AAK: The editorial process was much less about imagining and much more about asking questions, particularly what happens when and how can trans poetry act as an accomplice to revolution? Something I think a lot about in the conversation of utopia/futurity is how impossible it feels to imagine such a utopia from the standpoint of being utterly far away from ever having experienced it. There are glimmers of course, in hedonistic queer spaces and temporary autonomous zones. But what we really sought to figure out was, what patterns formal, aesthetic, and on the ground, would emerge when we set the conditions for the call for submissions explicitly trans and explicitly radical. I think we both felt open and eager to the limitless possibilities of what would come in and I definitely felt eager to be surprised by what came in.

 

SV: What have you encountered, unearthed, conjured that surprises you? What questions are still lingering for you after the project’s completion? How do you hope to see this anthology living on in the world? 

 

Kay: I felt pleasantly surprised about the sheer number of submissions in letters & correspondence and other forms spinning off from the epistolary. I definitely feel pretty attached to that mode and it’s sort of personally gratifying to see my work, say, in some kind of simultaneous conversation with these other projects I hadn’t read previously. Also the number of really sharp, incisive poems that braid ecology and economy together. There’s a certain strain of ecopoetics that I think is just kind of hippie-ish and nostalgic in its sensibilities, or otherwise unhelpfully despairing, and then we got these submissions that struck a tone I really feel like I haven’t encountered elsewhere—I’m thinking of Raquel Salas Rivera’s poem in the collection, or hazel avery’s.

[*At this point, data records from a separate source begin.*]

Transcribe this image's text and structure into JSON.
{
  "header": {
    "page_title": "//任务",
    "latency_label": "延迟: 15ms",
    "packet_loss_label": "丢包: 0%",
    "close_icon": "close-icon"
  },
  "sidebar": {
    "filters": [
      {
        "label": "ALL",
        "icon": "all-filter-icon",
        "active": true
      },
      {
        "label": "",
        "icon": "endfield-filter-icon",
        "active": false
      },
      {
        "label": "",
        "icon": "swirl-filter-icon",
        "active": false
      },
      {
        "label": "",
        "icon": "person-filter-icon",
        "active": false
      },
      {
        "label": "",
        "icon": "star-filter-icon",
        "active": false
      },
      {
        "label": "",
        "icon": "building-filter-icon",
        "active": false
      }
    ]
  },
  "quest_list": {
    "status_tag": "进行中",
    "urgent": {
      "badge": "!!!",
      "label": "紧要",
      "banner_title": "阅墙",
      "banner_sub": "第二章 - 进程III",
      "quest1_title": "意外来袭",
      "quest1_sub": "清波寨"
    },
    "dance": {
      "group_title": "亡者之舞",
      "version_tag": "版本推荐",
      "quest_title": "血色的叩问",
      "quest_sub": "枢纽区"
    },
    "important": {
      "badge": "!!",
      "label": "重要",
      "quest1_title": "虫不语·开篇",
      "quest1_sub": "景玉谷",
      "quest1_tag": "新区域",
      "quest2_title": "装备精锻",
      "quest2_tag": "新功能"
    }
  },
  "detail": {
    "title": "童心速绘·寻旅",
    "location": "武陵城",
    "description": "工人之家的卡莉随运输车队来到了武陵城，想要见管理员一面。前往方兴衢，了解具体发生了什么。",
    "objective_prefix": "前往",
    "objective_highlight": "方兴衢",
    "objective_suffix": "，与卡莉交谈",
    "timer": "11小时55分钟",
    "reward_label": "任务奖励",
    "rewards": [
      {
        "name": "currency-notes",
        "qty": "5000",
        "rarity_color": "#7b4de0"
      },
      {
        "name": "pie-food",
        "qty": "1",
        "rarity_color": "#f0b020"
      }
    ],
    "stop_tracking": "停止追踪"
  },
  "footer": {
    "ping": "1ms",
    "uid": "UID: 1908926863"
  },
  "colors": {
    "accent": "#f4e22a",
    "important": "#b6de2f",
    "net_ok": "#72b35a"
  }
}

I’m hoping that a lot of people read the book and then feel like it enabled their writing or thinking and they do more of whatever they were gonna do. I’m hoping that if a certain type of tokenistic sentimental liberal encounters this book they feel personally attacked by the introduction’s analysis of “how capital turns the precarity and violence of trans lives into cultural commodities”—they should. This is a book that is actively trying to make comrades of some people and enemies of others, if that makes sense. I’m hoping that people really, keenly read Harry Josephine Giles’s “Abolish The Police” poems, especially when they say: “we must accept ‘Abolish / the Police is not a metaphor[.]” For that matter, nor is the title of the anthology itself.

 

AAK: I am thrilled to have encountered so many trans writers whose work I hadn’t yet known. Similarly to Kay, I was surprised and thrilled by the swath of excellent writing on ecocide. Finishing this project throughout the pandemic was of course a surprise, but being able to host virtual events featuring contributors from all over the world is such a gift. I think what Kay said about how the book endeavors to live in the world as both comrade and enemy is absolutely perfect. I hope it extends far beyond what either of us could have imagined and that it acts as a flashpoint for many more radical trans poets to come.

 


Kay Gabriel is a poet and essayist. She lives in Queens, NY.

Andrea Abi-Karam is an arab-american genderqueer punk poet-performer cyborg, author of THE AFTERMATH (2016), EXTRATRANSMISSION (2019), and Villainy (forthcoming in 2021).